OLAP has two main advantages; speed and the ability to present data in a multi-dimensional way. If you have been bought up on relational databases then the first advantage makes immediate sense. You know that users always want increased performance, so this advantage sticks out like a sore thumb. The bit about multi-dimensional access to the data…… well, until you actually get your brain around what this means (and that often takes considerable time) then it is difficult to see this as an advantage. Indeed, if you are familiar with relational tables and are happy using SQL to query them, then a whole new data structure, with a whole new language (MDX), can seem like a positive disadvantage.
I guess it all depends on the people that you meet.
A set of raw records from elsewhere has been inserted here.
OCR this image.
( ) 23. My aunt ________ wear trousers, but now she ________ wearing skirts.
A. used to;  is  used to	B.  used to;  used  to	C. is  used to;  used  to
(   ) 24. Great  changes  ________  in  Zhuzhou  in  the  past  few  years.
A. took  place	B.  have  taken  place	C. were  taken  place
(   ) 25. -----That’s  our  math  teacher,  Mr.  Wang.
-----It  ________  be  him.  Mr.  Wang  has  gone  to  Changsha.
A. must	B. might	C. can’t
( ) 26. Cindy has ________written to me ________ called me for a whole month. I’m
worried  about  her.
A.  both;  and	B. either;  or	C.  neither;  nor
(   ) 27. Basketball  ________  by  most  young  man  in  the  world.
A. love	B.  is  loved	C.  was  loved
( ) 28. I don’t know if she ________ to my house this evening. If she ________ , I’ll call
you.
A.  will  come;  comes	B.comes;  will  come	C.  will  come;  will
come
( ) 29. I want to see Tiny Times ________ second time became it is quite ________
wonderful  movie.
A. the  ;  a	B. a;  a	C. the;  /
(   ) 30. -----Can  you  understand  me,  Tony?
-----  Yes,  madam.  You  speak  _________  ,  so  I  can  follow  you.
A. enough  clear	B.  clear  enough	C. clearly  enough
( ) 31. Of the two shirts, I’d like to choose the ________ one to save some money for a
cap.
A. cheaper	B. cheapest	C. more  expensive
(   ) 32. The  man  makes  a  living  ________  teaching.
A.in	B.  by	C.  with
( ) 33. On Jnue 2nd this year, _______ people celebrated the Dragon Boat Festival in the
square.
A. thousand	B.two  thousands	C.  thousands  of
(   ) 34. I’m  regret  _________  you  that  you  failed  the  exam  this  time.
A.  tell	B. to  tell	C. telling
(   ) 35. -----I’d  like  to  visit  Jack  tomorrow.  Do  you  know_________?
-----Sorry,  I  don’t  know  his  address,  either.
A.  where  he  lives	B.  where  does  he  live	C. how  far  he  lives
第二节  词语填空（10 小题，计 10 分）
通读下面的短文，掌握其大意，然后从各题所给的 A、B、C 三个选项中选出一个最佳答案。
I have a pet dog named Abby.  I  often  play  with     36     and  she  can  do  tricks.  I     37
I certainly meet people with this view in the training work I do but, even in my consultancy work, I still meet people who subscribe to this myth.
One acid test is to search the groups for a phrase like “OLAP is about”. You’ll certainly find people there who believe (and are telling others) that OLAP is about speed and aggregations.
OLAP is not just MOLAP!
Like very many articles on the subject, you use the acronym OLAP when you are actually talking about MOLAP i.e. multi-dimensional OLAP. There are other forms of OLAP such as relational OLAP (ROLAP) and hybrid OLAP (HOLAP) out there as well...but you knew that :-)
In addition to presenting a conceptually multi-dimensional view of the data to the business user, the MOLAP approach differs from the relational approach in two key areas - data aggregation and the the (normally partial) pre-calculation of query results.
It is as a result of aggregation and results pre-calculation that we get the speed up when compared to a relational system. As you point out this speed up is traded against the query flexibility offered by the 'go anywhere' relational schema.
The majority of queries are from 'farmers' rather than 'explorers', and this group can normally be provided with access to a series of MOLAP cubes that support the predictable KPI style reports that they run repeatedly. Explorers are more typically provided with access to detail level data in the relational schema.
Interestingly, it is OLAP users themselves that cite consistently fast queries as by far and away the most important benefit of delpoying a MOLAP solution. In fact, it is cited as more important than all other benefits combined, if the OLAP Report is to be believed, and I have no reason not to!
Re: OLAP is not just MOLAP.
> but you knew that :-)
Yes I did and, without wishing to be contentious, I don’t think I was using OLAP to mean MOLAP. All three flavours of OLAP are inherently multi-dimensional, at least in terms of the way in which users can visualise their data. The proof of that is easy. If you use a front-end tool (such as ProClarity) then the user experience is absolutely identical (dimensions and measures) no matter which flavour of OLAP is used. Where MOLAP, ROLAP and HOLAP do differ is in terms of physical implementation; but that is typically completely transparent to the user.
Part of the difficulty in providing even multidimensional data is that most consumers of reports are not quite accustomed to navigating multidimensionally. The real power of multidimensional analysis is that it can lead analysts not only to answers but master data answers.
For example, If you have a customer dimension that breaks out your customers by industry, some multidimensional analysis might eventually show that your most expensive customers are in health care and transportation. The real power of OLAP is that you can now make the suggestion to breakout health care and transportation to smaller sectors than currently exist in your transactional data. Which is to say that you should evolve your dimensions as conditions change.
A proper OLAP system allows for a rapid evolution of master data based upon the results of prior analysis.
Very few implementations get so far as to manage the master data question from the results of OLAP. It is more likely that companies will throw all attributes willy nilly into a huge ODS and then 'boil the ocean' via data mining. This can yeild good results, but nothing really compares to human analysis and feedback. This is the real strength of OLAP and why I think it will continue to be useful in the future.
Calculations and slices
It's not just about speed, it allows for calculations, calculated columns (members) plus arranging reports by dragging and dropping dimensions.
It's very interactive.